In Libia, la frammentazione istituzionale e di governance a livello nazionale e locale continuano a rappresentare ostacoli rilevanti alla stabilizzazione e allo sviluppo sostenibile del Paese. In questo contesto, la Cooperazione Italiana svolge un ruolo strategico nel rafforzamento delle capacità delle autorità pubbliche, nel miglioramento dell’erogazione dei servizi essenziali in settori chiave, nella promozione dello sviluppo economico-finanziario, così come nella tutela dell’ambiente e gestione delle risorse naturali, contribuendo a creare le condizioni per una crescita inclusiva e duratura.
Nel quadro dell’Agenda 2030 e in coerenza con il Documento Triennale di Programmazione e di Indirizzo 2024–2026 del MAECI e il “Memorandum d’Intesa in materia di cooperazione allo sviluppo tra il Governo della Repubblica Italiana e il Governo dello Stato della Libia” (2024), la Cooperazione Italiana in Libia adotta un approccio integrato, multidisciplinare e sistemico, orientato a sostenere la stabilità del Paese e a promuovere nel medio-lungo periodo dinamiche di sviluppo sostenibile e inclusivo. Inoltra la Cooperazione italiana è allineata alla strategia e alla Misura Speciale della Commissione Europea per la Libia 2025–2027 e si fonda su un’analisi approfondita dei bisogni e delle opportunità del Paese basata su fonti primarie e secondarie, nonché su un processo di consultazione continuativo con stakeholder locali, nazionali e internazionali.
Nel rispetto delle Linee Guida sul Nesso Umanitario–Sviluppo–Pace (DTPI 2024–2026), l’azione della Cooperazione Italiana è calibrata su un contesto caratterizzato da fragilità strutturale e crisi prolungata, in cui persistono bisogni umanitari e la necessità di un dialogo strutturato per favorire la coesione sociale, la riconciliazione nazionale, nonché l’attuazione di riforme nei settori economico, di governance e dei diritti umani. In questo contesto, la Cooperazione Italiana opera valorizzando sinergie operative e complementarità strategiche tra le iniziative di cooperazione bilaterale e delegata, e azioni degli altri enti istituzionali del Sistema Italia in Libia, al fine di ottimizzare le risorse e amplificare l’impatto degli interventi riconoscendo al contempo il ruolo centrale della società civile e del settore privato. Inoltre, nell’ambito delle sue iniziative, la Cooperazione Italiana intende integrare in maniera sistemica alcuni temi trasversali prioritari quali l’inclusione di genere, l’empowerment femminile, innovazione e digitalizzazione, e l’inclusione di persone con disabilità.
Sul piano dello Sviluppo Sostenibile, il percorso della Libia verso una ripresa economica sostenibile e una crescita inclusiva dipende dalla capacità di affrontare profonde debolezze istituzionali, riformare la gestione fiscale e finanziaria e promuovere lo sviluppo del settore privato attraverso un migliore accesso ai finanziamenti e l’allineamento delle competenze.
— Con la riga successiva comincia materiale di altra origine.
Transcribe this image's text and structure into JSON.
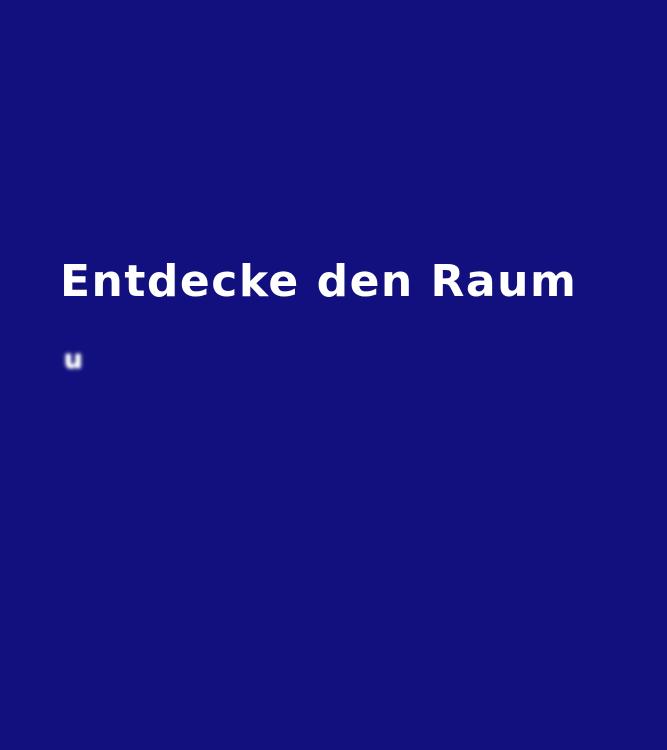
{
  "colors": {
    "background": "#12107e",
    "text": "#ffffff"
  },
  "hero": {
    "headline": "Entdecke den Raum",
    "typing_text": "u"
  }
}
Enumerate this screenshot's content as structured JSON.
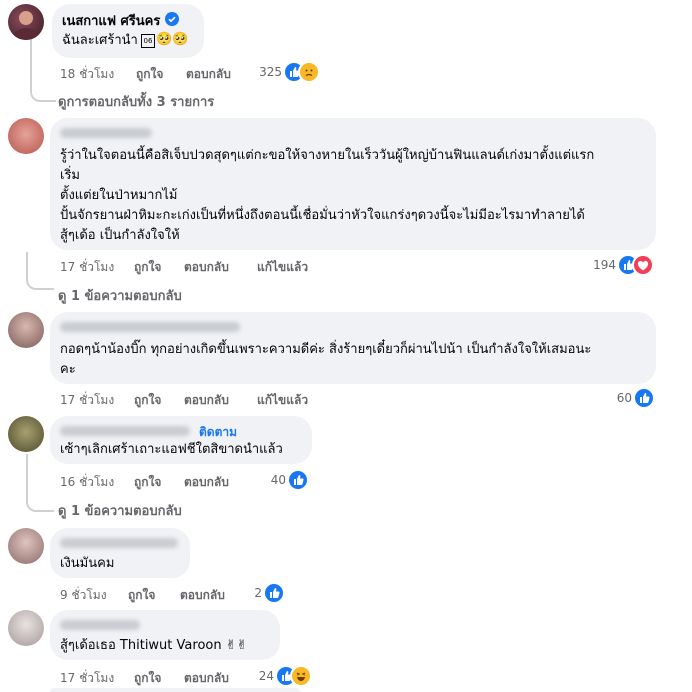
{
  "top_reply": {
    "author": "เนสกาแฟ ศรีนคร",
    "text": "ฉันละเศร้านำ",
    "emoji_box": "06",
    "emoji": "🥺🥺",
    "time": "18 ชั่วโมง",
    "like": "ถูกใจ",
    "reply": "ตอบกลับ",
    "reactions": "325"
  },
  "view_all_replies": "ดูการตอบกลับทั้ง 3 รายการ",
  "comments": [
    {
      "lines": [
        "รู้ว่าในใจตอนนี้คือสิเจ็บปวดสุดๆแต่กะขอให้จางหายในเร็ววันผู้ใหญ่บ้านฟินแลนด์เก่งมาตั้งแต่แรก",
        "เริ่ม",
        "ตั้งแต่ยในป่าหมากไม้",
        "ปั้นจักรยานฝ่าหิมะกะเก่งเป็นที่หนึ่งถึงตอนนี้เชื่อมั่นว่าหัวใจแกร่งๆดวงนี้จะไม่มีอะไรมาทำลายได้",
        "สู้ๆเด้อ เป็นกำลังใจให้"
      ],
      "time": "17 ชั่วโมง",
      "like": "ถูกใจ",
      "reply": "ตอบกลับ",
      "edited": "แก้ไขแล้ว",
      "reactions": "194",
      "replies": "ดู 1 ข้อความตอบกลับ"
    },
    {
      "lines": [
        "กอดๆน้าน้องบิ๊ก ทุกอย่างเกิดขึ้นเพราะความดีค่ะ สิ่งร้ายๆเดี๋ยวก็ผ่านไปน้า เป็นกำลังใจให้เสมอนะ",
        "คะ"
      ],
      "time": "17 ชั่วโมง",
      "like": "ถูกใจ",
      "reply": "ตอบกลับ",
      "edited": "แก้ไขแล้ว",
      "reactions": "60"
    },
    {
      "follow": "ติดตาม",
      "lines": [
        "เซ้าๆเลิกเศร้าเถาะแอฟชีใตสิขาดนำแล้ว"
      ],
      "time": "16 ชั่วโมง",
      "like": "ถูกใจ",
      "reply": "ตอบกลับ",
      "reactions": "40",
      "replies": "ดู 1 ข้อความตอบกลับ"
    },
    {
      "lines": [
        "เงินมันคม"
      ],
      "time": "9 ชั่วโมง",
      "like": "ถูกใจ",
      "reply": "ตอบกลับ",
      "reactions": "2"
    },
    {
      "lines": [
        "สู้ๆเด้อเธอ Thitiwut Varoon ✌✌"
      ],
      "time": "17 ชั่วโมง",
      "like": "ถูกใจ",
      "reply": "ตอบกลับ",
      "reactions": "24"
    }
  ],
  "colors": {
    "like": "#1877f2",
    "love": "#f33e58",
    "meta": "#65676b",
    "bubble": "#f0f2f5"
  }
}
Nel Settore Salute, in Libia la Cooperazione Italiana continua a svolgere un ruolo cruciale nel rafforzamento delle competenze tecniche e specialistiche, gestionali e cliniche del personale medico-sanitario, unitamente al potenziamento della prevenzione, e sorveglianza epidemiologica. Inoltre, ha sempre sostenuto azioni basate sull’approccio OneHealth, che riconosce l’interconnessione tra salute umana, salute animale e salute ambientale, promuovendo strategie integrate per prevenire, rilevare e rispondere a rischi sanitari emergenti, in particolare malattie zoonotiche e contaminazioni ambientali. In linea con questa visione, nell’ambito della Tutela dell’Ambiente e la Gestione delle Risorse Naturali, la Cooperazione Italiana amplierà il suo contributo ad azioni coerenti con il nesso acqua-energia-cibo, nell’ambito dell’energia rinnovabile, nella tutela del patrimonio urbano, paesaggistico e culturale, nonché nella riduzione rischi da disastri naturali (DRR).
Sul piano della Risposta Umanitaria, la Cooperazione Italiana è impegnata nel settore dello sminamento umanitario attraverso finanziamenti a UNMAS in un’ottica di azione sinergica civile-militare a beneficio della Libia, anche funzionale al rilancio delle attività economiche nelle aree contaminate. Inoltre, in considerazione degli elevati bisogni e richiesta dalle controparti libiche, l’azione della Cooperazione Italiana è anche orientata alla risposta alla Crisi dei Rifugiati provenienti dal Sudan.